A A+ A++

Maloca po raz pierwszy został piłkarzem Lechii latem 2015 roku. Przychodził jako ceniony zawodnik ligi chorwackiej, kapitan Hajduka Split. Początki były dla niego dość trudne; inna sprawa, że wielkie problemy miał wówczas cały zespół. Najpierw pod wodzą Jerzego Brzęczka, a potem Thomasa von Heesena Lechia spisywała się słabiutko i w ten obraz wpisywał się również Maloca. Wówczas nic nie wskazywało na to, że będzie to trafiony transfer.

Wszystko zmieniło się, kiedy na początku 2016 r. zespół objął Piotr Nowak. Uczynił on z Chorwata szefa defensywy, która z każdym miesiącem spisywała się coraz lepiej, a on sam zyskał przydomek “Generał”. Apogeum nastąpiło w końcówce sezonu 2016/17, kiedy obrona Lechii spisywała się wręcz fenomenalnie. W grupie mistrzowskiej gdański zespół nie stracił w siedmiu meczach ani jednego gola! Nie wystarczyło to do tytułu mistrza Polski, ani nawet do europejskich pucharów (pamiętny, “strachliwy” bezbramkowy remis w spotkaniu ostatniej kolejki z Legią Warszawa), jednak Maloca był zdecydowanie jednym z największych wygranych tamtych rozgrywek.

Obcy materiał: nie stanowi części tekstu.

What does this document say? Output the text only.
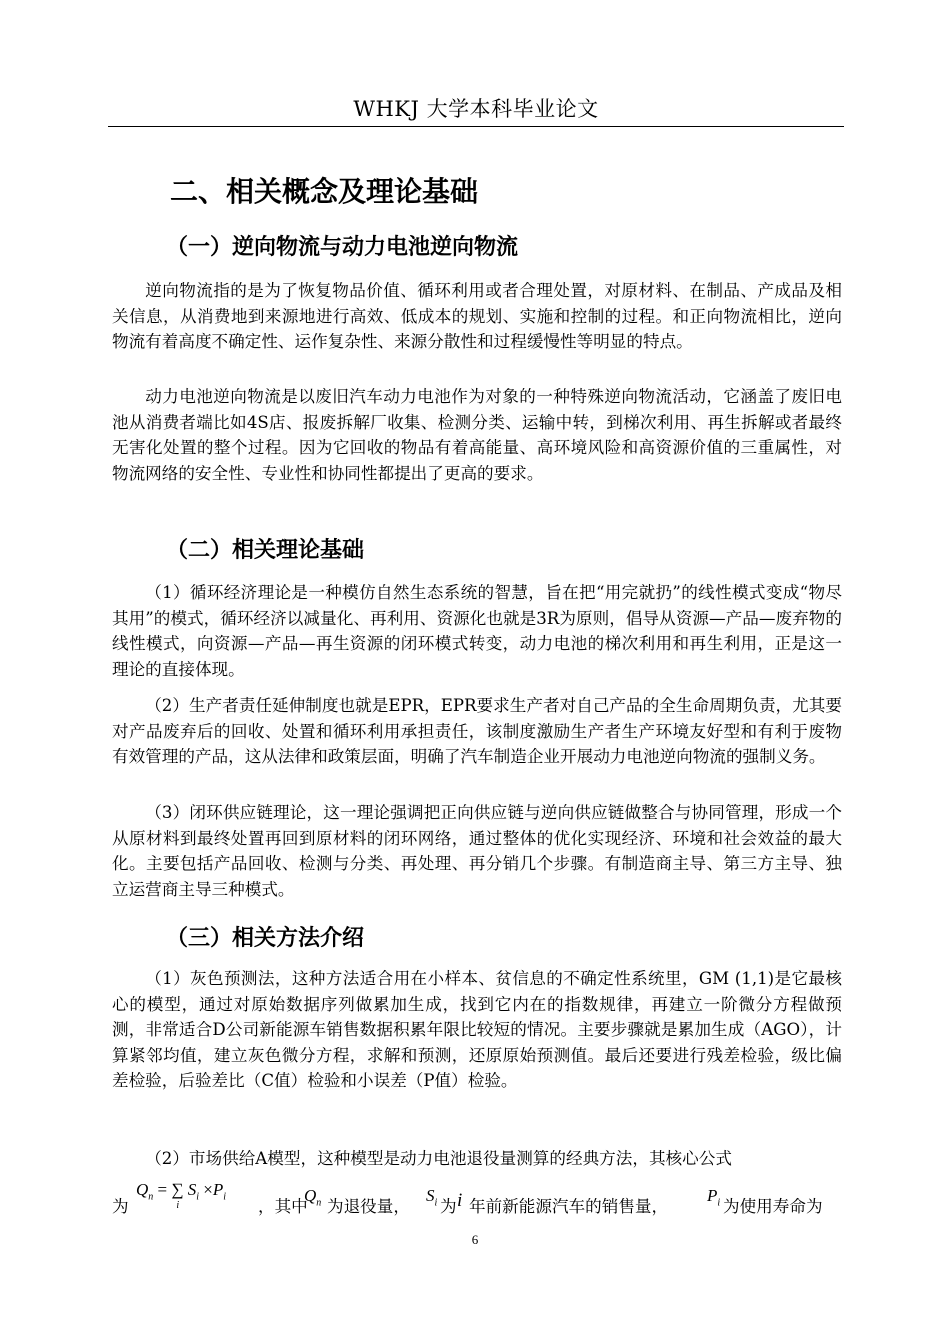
WHKJ 大学本科毕业论文
二、相关概念及理论基础
（一）逆向物流与动力电池逆向物流
逆向物流指的是为了恢复物品价值、循环利用或者合理处置，对原材料、在制品、产成品及相关信息，从消费地到来源地进行高效、低成本的规划、实施和控制的过程。和正向物流相比，逆向物流有着高度不确定性、运作复杂性、来源分散性和过程缓慢性等明显的特点。
动力电池逆向物流是以废旧汽车动力电池作为对象的一种特殊逆向物流活动，它涵盖了废旧电池从消费者端比如4S店、报废拆解厂收集、检测分类、运输中转，到梯次利用、再生拆解或者最终无害化处置的整个过程。因为它回收的物品有着高能量、高环境风险和高资源价值的三重属性，对物流网络的安全性、专业性和协同性都提出了更高的要求。
（二）相关理论基础
（1）循环经济理论是一种模仿自然生态系统的智慧，旨在把“用完就扔”的线性模式变成“物尽其用”的模式，循环经济以减量化、再利用、资源化也就是3R为原则，倡导从资源—产品—废弃物的线性模式，向资源—产品—再生资源的闭环模式转变，动力电池的梯次利用和再生利用，正是这一理论的直接体现。
（2）生产者责任延伸制度也就是EPR，EPR要求生产者对自己产品的全生命周期负责，尤其要对产品废弃后的回收、处置和循环利用承担责任，该制度激励生产者生产环境友好型和有利于废物有效管理的产品，这从法律和政策层面，明确了汽车制造企业开展动力电池逆向物流的强制义务。
（3）闭环供应链理论，这一理论强调把正向供应链与逆向供应链做整合与协同管理，形成一个从原材料到最终处置再回到原材料的闭环网络，通过整体的优化实现经济、环境和社会效益的最大化。主要包括产品回收、检测与分类、再处理、再分销几个步骤。有制造商主导、第三方主导、独立运营商主导三种模式。
（三）相关方法介绍
（1）灰色预测法，这种方法适合用在小样本、贫信息的不确定性系统里，GM (1,1)是它最核心的模型，通过对原始数据序列做累加生成，找到它内在的指数规律，再建立一阶微分方程做预测，非常适合D公司新能源车销售数据积累年限比较短的情况。主要步骤就是累加生成（AGO），计算紧邻均值，建立灰色微分方程，求解和预测，还原原始预测值。最后还要进行残差检验，级比偏差检验，后验差比（C值）检验和小误差（P值）检验。
（2）市场供给A模型，这种模型是动力电池退役量测算的经典方法，其核心公式
为
$Q_n$ = ∑
i
$S_i \times P_i$
，其中
$Q_n$ 为退役量，
$S_i$ 为 i 年前新能源汽车的销售量，
$P_i$ 为使用寿命为
6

To spowodowało zainteresowanie klubów zagranicznych, jednak Maloca nie chciał na siłę odchodzić z Lechii. Tyle że gdański klub przeżywał duże problemy finansowe i na gwałt uszczuplał kadrę. W związku z tym latem 2017 r. Chorwat przeniósł się do zespołu 2. Bundesligi Greuther Fürth.

Zawsze chciał wrócić 

Spędził w Niemczech dwa sezony, będąc z reguły podstawowym zawodnikiem, ale on i jego rodzina cały czas tęsknili za Gdańskiem. Kiedy przed sezonem 2019/20 pojawiła się oferta z Lechii, nie zastanawiał się nawet przez chwilę.

– Spotkałem się z trenerem Stokowcem już rok wcześniej, ale wówczas nie było możliwości ponownych przenosin do Lechii. Jednak w gronie rodzinnym dużo rozmawialiśmy o tym, że kiedyś chcielibyśmy wrócić do Gdańska. Życie, klub, kibice – wszystko jest tu lepsze niż w Greuther Fürth. Poza tym znów chcę poczuć smak walki o najwyższe cele i jestem przekonany, że z Lechią będzie mi to dane – mówił z entuzjazmem w rozmowie z “Wyborczą” w czerwcu 2018 roku.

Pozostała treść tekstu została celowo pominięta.